I have look here in order to find an answer why the orthogonal group $O(n)$ has two path-components, given by $\det =1$ and $\det =-1$.
But what is a possible proof for that fact? I can easily show that there are at least two components (not path-components) by using the determinant-function.
$O(n)$ is not connected, hence not path-connected, which implies it has at least two path components, or else it would be path-connected.
Now say there are at least 3 path-connected components of $O(n)$, call them $A$,$B$ and $C$.

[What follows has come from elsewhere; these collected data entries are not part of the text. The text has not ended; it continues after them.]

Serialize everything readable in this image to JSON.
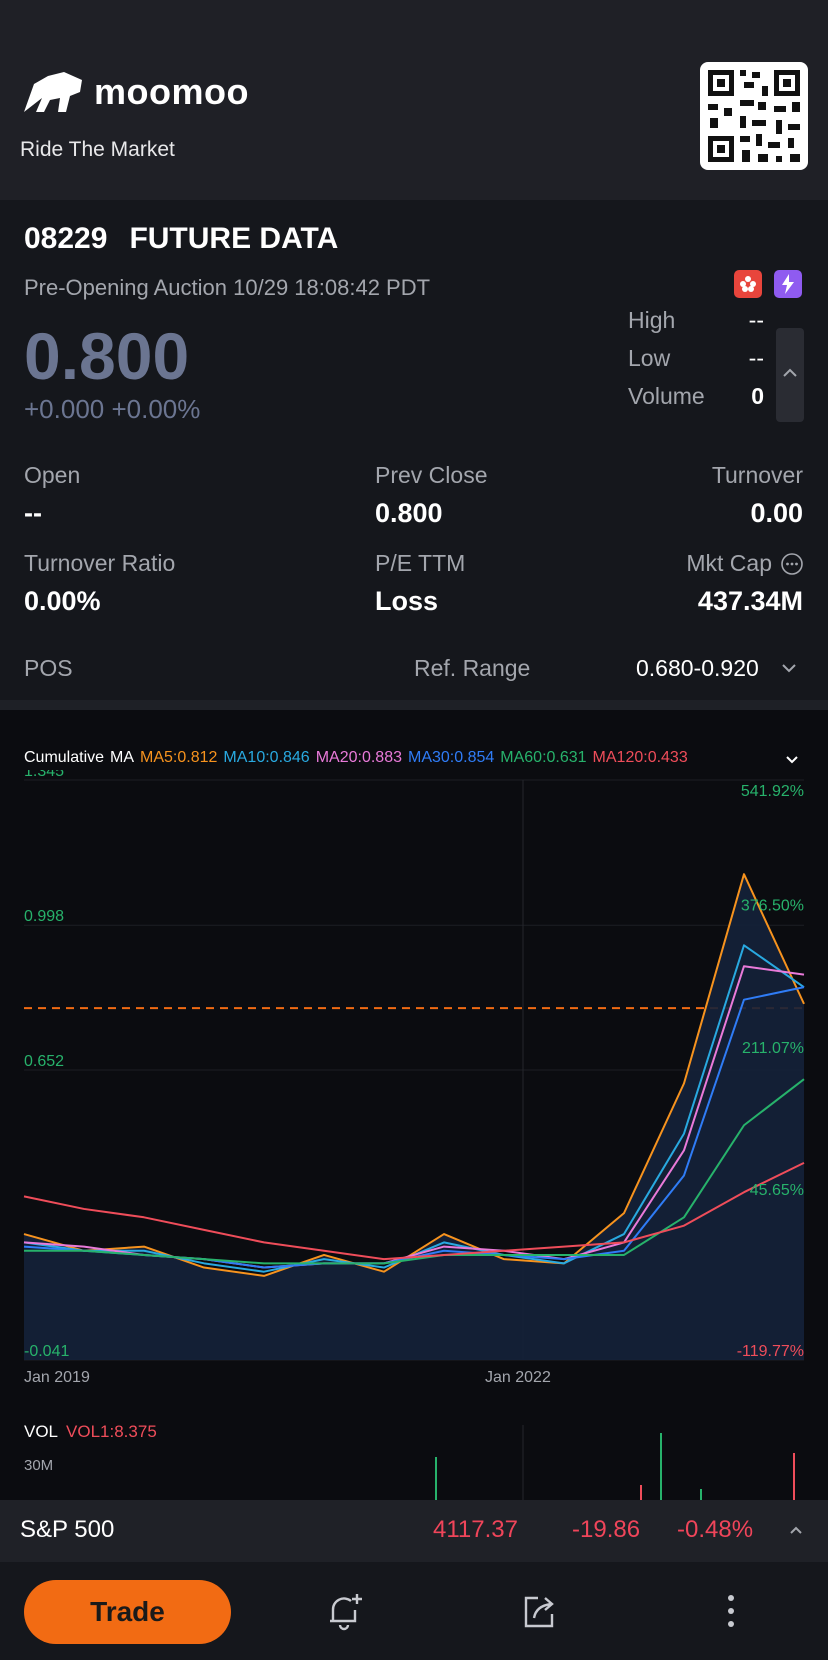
{
  "banner": {
    "brand": "moomoo",
    "tagline": "Ride The Market"
  },
  "quote": {
    "code": "08229",
    "name": "FUTURE DATA",
    "status": "Pre-Opening Auction 10/29 18:08:42 PDT",
    "price": "0.800",
    "change": "+0.000 +0.00%",
    "high_label": "High",
    "high_value": "--",
    "low_label": "Low",
    "low_value": "--",
    "volume_label": "Volume",
    "volume_value": "0"
  },
  "stats": {
    "open_label": "Open",
    "open_value": "--",
    "prev_close_label": "Prev Close",
    "prev_close_value": "0.800",
    "turnover_label": "Turnover",
    "turnover_value": "0.00",
    "turnover_ratio_label": "Turnover Ratio",
    "turnover_ratio_value": "0.00%",
    "pe_label": "P/E TTM",
    "pe_value": "Loss",
    "mkt_cap_label": "Mkt Cap",
    "mkt_cap_value": "437.34M",
    "pos_label": "POS",
    "ref_range_label": "Ref. Range",
    "ref_range_value": "0.680-0.920"
  },
  "chart": {
    "mode": "Cumulative",
    "ma_label": "MA",
    "ma": [
      {
        "label": "MA5:0.812",
        "color": "#f7931e"
      },
      {
        "label": "MA10:0.846",
        "color": "#29a9e0"
      },
      {
        "label": "MA20:0.883",
        "color": "#e97ad9"
      },
      {
        "label": "MA30:0.854",
        "color": "#2f7cf6"
      },
      {
        "label": "MA60:0.631",
        "color": "#27b26b"
      },
      {
        "label": "MA120:0.433",
        "color": "#ef4d5a"
      }
    ],
    "y_left": [
      "1.345",
      "0.998",
      "0.652",
      "-0.041"
    ],
    "y_right": [
      "541.92%",
      "376.50%",
      "211.07%",
      "45.65%",
      "-119.77%"
    ],
    "x_labels": [
      "Jan 2019",
      "Jan 2022"
    ],
    "vol_label": "VOL",
    "vol_value": "VOL1:8.375",
    "vol_axis": "30M"
  },
  "chart_data": {
    "type": "line",
    "xlabel": "",
    "ylabel": "",
    "ylim": [
      -0.041,
      1.345
    ],
    "x": [
      "Jan 2019",
      "",
      "",
      "",
      "",
      "",
      "",
      "Jan 2022",
      "",
      "",
      "",
      "",
      "",
      ""
    ],
    "series": [
      {
        "name": "MA5",
        "color": "#f7931e",
        "values": [
          0.26,
          0.22,
          0.23,
          0.18,
          0.16,
          0.21,
          0.17,
          0.26,
          0.2,
          0.19,
          0.31,
          0.62,
          1.12,
          0.81
        ]
      },
      {
        "name": "MA10",
        "color": "#29a9e0",
        "values": [
          0.24,
          0.22,
          0.22,
          0.19,
          0.17,
          0.2,
          0.18,
          0.24,
          0.21,
          0.19,
          0.26,
          0.5,
          0.95,
          0.85
        ]
      },
      {
        "name": "MA20",
        "color": "#e97ad9",
        "values": [
          0.24,
          0.23,
          0.21,
          0.2,
          0.18,
          0.19,
          0.19,
          0.23,
          0.22,
          0.2,
          0.24,
          0.46,
          0.9,
          0.88
        ]
      },
      {
        "name": "MA30",
        "color": "#2f7cf6",
        "values": [
          0.23,
          0.22,
          0.21,
          0.2,
          0.18,
          0.19,
          0.19,
          0.22,
          0.21,
          0.2,
          0.22,
          0.4,
          0.82,
          0.85
        ]
      },
      {
        "name": "MA60",
        "color": "#27b26b",
        "values": [
          0.22,
          0.22,
          0.21,
          0.2,
          0.19,
          0.19,
          0.19,
          0.21,
          0.21,
          0.21,
          0.21,
          0.3,
          0.52,
          0.63
        ]
      },
      {
        "name": "MA120",
        "color": "#ef4d5a",
        "values": [
          0.35,
          0.32,
          0.3,
          0.27,
          0.24,
          0.22,
          0.2,
          0.21,
          0.22,
          0.23,
          0.24,
          0.28,
          0.36,
          0.43
        ]
      }
    ]
  },
  "index_bar": {
    "name": "S&P 500",
    "value": "4117.37",
    "change": "-19.86",
    "change_pct": "-0.48%"
  },
  "bottom": {
    "trade_label": "Trade"
  }
}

So the image of any continuous function, say the determinant function $f$ from $A\rightarrow \mathbb{R}$ is path-connected, so range of $f$ is a singleton otherwise range contains at least $2$ points hence range of $f$ is exactly $\{-1,1\}$, as determinant of an orthogonal matrix cannot be anything else, hence it would be not path-connected(using the intermediate value property of continuous functions).
Similarly, if we take the determinant of the elements of $B$ it would either all be $1$ or $-1$ , same is the case for the set $C$.

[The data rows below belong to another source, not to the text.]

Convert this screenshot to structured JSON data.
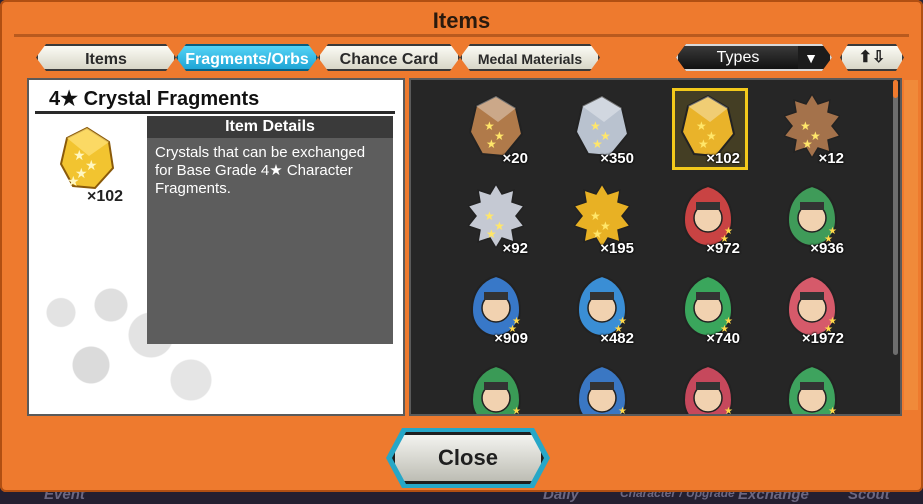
{
  "dialog": {
    "title": "Items",
    "close_label": "Close"
  },
  "tabs": [
    {
      "label": "Items",
      "active": false
    },
    {
      "label": "Fragments/Orbs",
      "active": true
    },
    {
      "label": "Chance Card",
      "active": false
    },
    {
      "label": "Medal Materials",
      "active": false
    }
  ],
  "filter": {
    "types_label": "Types",
    "sort_icon": "sort-up-down-icon"
  },
  "selected_item": {
    "name": "4★ Crystal Fragments",
    "count": "×102",
    "details_header": "Item Details",
    "description": "Crystals that can be exchanged for Base Grade 4★ Character Fragments."
  },
  "grid": [
    {
      "icon": "bronze-crystal-icon",
      "count": "×20",
      "color": "#b07a4a",
      "selected": false
    },
    {
      "icon": "silver-crystal-icon",
      "count": "×350",
      "color": "#b9c2cf",
      "selected": false
    },
    {
      "icon": "gold-crystal-icon",
      "count": "×102",
      "color": "#e9b32a",
      "selected": true
    },
    {
      "icon": "bronze-spiky-crystal-icon",
      "count": "×12",
      "color": "#a4724b",
      "selected": false
    },
    {
      "icon": "silver-spiky-crystal-icon",
      "count": "×92",
      "color": "#c5c9d3",
      "selected": false
    },
    {
      "icon": "gold-spiky-crystal-icon",
      "count": "×195",
      "color": "#e8b124",
      "selected": false
    },
    {
      "icon": "character-fragment-red-icon",
      "count": "×972",
      "color": "#c94343",
      "selected": false
    },
    {
      "icon": "character-fragment-green-icon",
      "count": "×936",
      "color": "#3f9b59",
      "selected": false
    },
    {
      "icon": "character-fragment-blue-icon",
      "count": "×909",
      "color": "#3878c8",
      "selected": false
    },
    {
      "icon": "character-fragment-blue2-icon",
      "count": "×482",
      "color": "#3a8ed5",
      "selected": false
    },
    {
      "icon": "character-fragment-green2-icon",
      "count": "×740",
      "color": "#3aa65c",
      "selected": false
    },
    {
      "icon": "character-fragment-red2-icon",
      "count": "×1972",
      "color": "#d65a6a",
      "selected": false
    },
    {
      "icon": "character-fragment-green3-icon",
      "count": "",
      "color": "#3a9a56",
      "selected": false
    },
    {
      "icon": "character-fragment-blue3-icon",
      "count": "",
      "color": "#3a77c3",
      "selected": false
    },
    {
      "icon": "character-fragment-red3-icon",
      "count": "",
      "color": "#c6485c",
      "selected": false
    },
    {
      "icon": "character-fragment-green4-icon",
      "count": "",
      "color": "#3ea35e",
      "selected": false
    }
  ],
  "bottom_nav": [
    "Event",
    "Daily",
    "Character / Upgrade",
    "Exchange",
    "Scout"
  ]
}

Now by pigeon-hole principle either all elements of $A$ and $B$ have the same determinant or all elements of $A$ and $C$ have the same determinant or all elements of $B$ and $C$ have the same determinant, hence union of the two of the the $3$ sets $A$,$B$,$C$ is path-connected(By the logic of existence of continuous functions), hence a contradiction to our hypothesis that $A$,$B$,$C$ were different path components!
Hence $O(n)$ has exactly $2$ path-connected components.